Dad’s Corner: Saturday Night Lesson
For a quite a while now, our Saturday nights have had a set program. My son has discovered the pro wrestling show “SmackDown.” It’s broadcast at 10:00 p.m. on Saturdays, and soon after getting up on Saturday mornings, Fritz announces self-confidently: “Tonight my show’s on TV!” It sounds like a threat.
“Wrestling is cool,” my son told me when I asked him what was so fascinating about it. “Their technique, you know … and the way they jump!” I don’t understand pro wrestling, which could be due to the fact that I’m European. And German. Germans need rules to function. The rules of pro wrestling are as strange to me as frozen yogurt is to a giraffe. Obviously, there must be some rules in wrestling. And Fritz knows them. From my exile in the next room, I hear him call out things like “Tombstone!” or “Kickdrop!”
When Fritz first got into pro wrestling, I wondered if it was okay to let him watch it. There is not much to learn here, I thought. And the time of day is questionable: I don’t feel entirely comfortable imagining an 11-year old watch half-naked men jump on each other at 10:00 at night.
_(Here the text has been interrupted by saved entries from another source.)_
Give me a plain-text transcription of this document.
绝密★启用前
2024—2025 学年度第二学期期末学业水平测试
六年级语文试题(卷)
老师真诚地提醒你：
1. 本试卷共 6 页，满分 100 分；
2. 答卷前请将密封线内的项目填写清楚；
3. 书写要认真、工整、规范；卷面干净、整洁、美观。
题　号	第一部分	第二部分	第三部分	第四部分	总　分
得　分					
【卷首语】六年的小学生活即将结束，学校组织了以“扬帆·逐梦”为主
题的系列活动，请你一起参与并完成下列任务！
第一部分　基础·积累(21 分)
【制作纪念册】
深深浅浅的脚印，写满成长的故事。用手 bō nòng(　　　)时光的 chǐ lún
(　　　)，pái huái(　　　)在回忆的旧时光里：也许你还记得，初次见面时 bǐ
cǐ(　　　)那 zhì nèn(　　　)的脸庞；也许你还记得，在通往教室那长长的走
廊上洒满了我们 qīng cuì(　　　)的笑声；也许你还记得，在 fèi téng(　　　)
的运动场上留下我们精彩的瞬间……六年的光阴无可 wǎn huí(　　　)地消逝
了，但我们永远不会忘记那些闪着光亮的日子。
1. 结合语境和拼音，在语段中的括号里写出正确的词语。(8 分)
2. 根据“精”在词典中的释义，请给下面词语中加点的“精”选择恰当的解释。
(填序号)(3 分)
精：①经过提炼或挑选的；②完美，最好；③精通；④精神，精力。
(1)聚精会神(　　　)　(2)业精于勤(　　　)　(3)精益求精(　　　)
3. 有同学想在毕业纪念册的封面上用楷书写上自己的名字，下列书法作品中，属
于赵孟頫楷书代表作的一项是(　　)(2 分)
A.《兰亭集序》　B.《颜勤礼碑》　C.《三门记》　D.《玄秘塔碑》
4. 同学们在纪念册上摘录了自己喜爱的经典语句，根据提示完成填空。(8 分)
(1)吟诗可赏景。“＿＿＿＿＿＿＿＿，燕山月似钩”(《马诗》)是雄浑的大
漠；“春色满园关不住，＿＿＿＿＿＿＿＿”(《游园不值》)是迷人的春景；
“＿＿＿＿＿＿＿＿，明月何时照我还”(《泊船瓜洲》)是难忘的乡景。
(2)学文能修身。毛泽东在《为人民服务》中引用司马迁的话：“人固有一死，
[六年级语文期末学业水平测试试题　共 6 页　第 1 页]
But okay, it’s Saturday. And at least they have one of the fighting hulks warn the audience during commercial breaks that their fights are not suitable for imitation. (Of course, I’d be even more okay with it if they said the wrestlers are forced against their will to wear these tight leggings in dubious colors.)
It’s not that I’m seriously worried that Fritz will become a wrestler. If that were a legitimate concern, then I would have also had to worry that he might become a Teletubby. Or Spiderman. Or SpongeBob SquarePants. He once thought they were cool as well. Plus, he doesn’t really sport the typical pro wrestler’s physique. Quite the contrary—he has inherited his father’s frame, and I’m much more likely to be mistaken for Gumby than for Hulk Hogan.
Also, there’s no wrestling class at Fritz’s school for him to join. For about a year he did judo, until he found out that judo was definitely not his kind of sport. At the moment he is attending a clowning workshop, and until recently he participated in a dance project. I find it courageous that my son decided to join the dance project and stick with it despite it not always being easy for him. While the project was running, he went to dancing lessons instead of his P.E. classes. He then had to cope with his friends telling him that dancing was uncool and only for girls. His argument that dancing for him was a combination of theater and sports obviously didn’t sound cool enough, and so, he told me later, “I nearly gave up.” When I asked him why he didn’t, he replied, “Because my life’s still cool.”
Recently, we parents were invited to a theater performance of short dance pieces that the children had rehearsed in their schools’ dance projects. My son was one of the performers. The dance pieces were to be a study of various forms of snow. To be honest, it wasn’t easy to identify the choreographies of the different dance groups as elements of snow and ice. I thought I spotted snowflakes in some performance, and I thought of snowmen when they were rolling across the stage. For Fritz’s performance, however, I seemed to have missed the connection to snow. He came onto the stage—in bouncing dance steps—with three other boys. They waved their arms about wildly, made fierce faces and one of them dropped to the floor dramatically while the others circled him. They jumped across him, stomped with their feet and finally let him lie there while they—quite gracefully, in fact—left the stage tiptoeing.
“What did that have to do with snow?” I asked afterwards.
Fritz explained that the scene was meant to represent a hunter who got lost in a winter frost (at least that was snow-related), was attacked by gremlins and was finally left behind alone. No doubt: The boys had performed a fight and had displayed aggressions, kicks and bashes in a dancing fashion. Fritz had put all his Saturday night TV experiences into his dance project. The dance movements looked like the scenes of a wrestling fight, not brutal, rather vague, with a slight graceful touch. It was the light version of a wrestling handicap match in which one fights two others. It was Saturday night. It was “SmackDown” and I sat in the first row excitedly—and felt knocked out tenderly.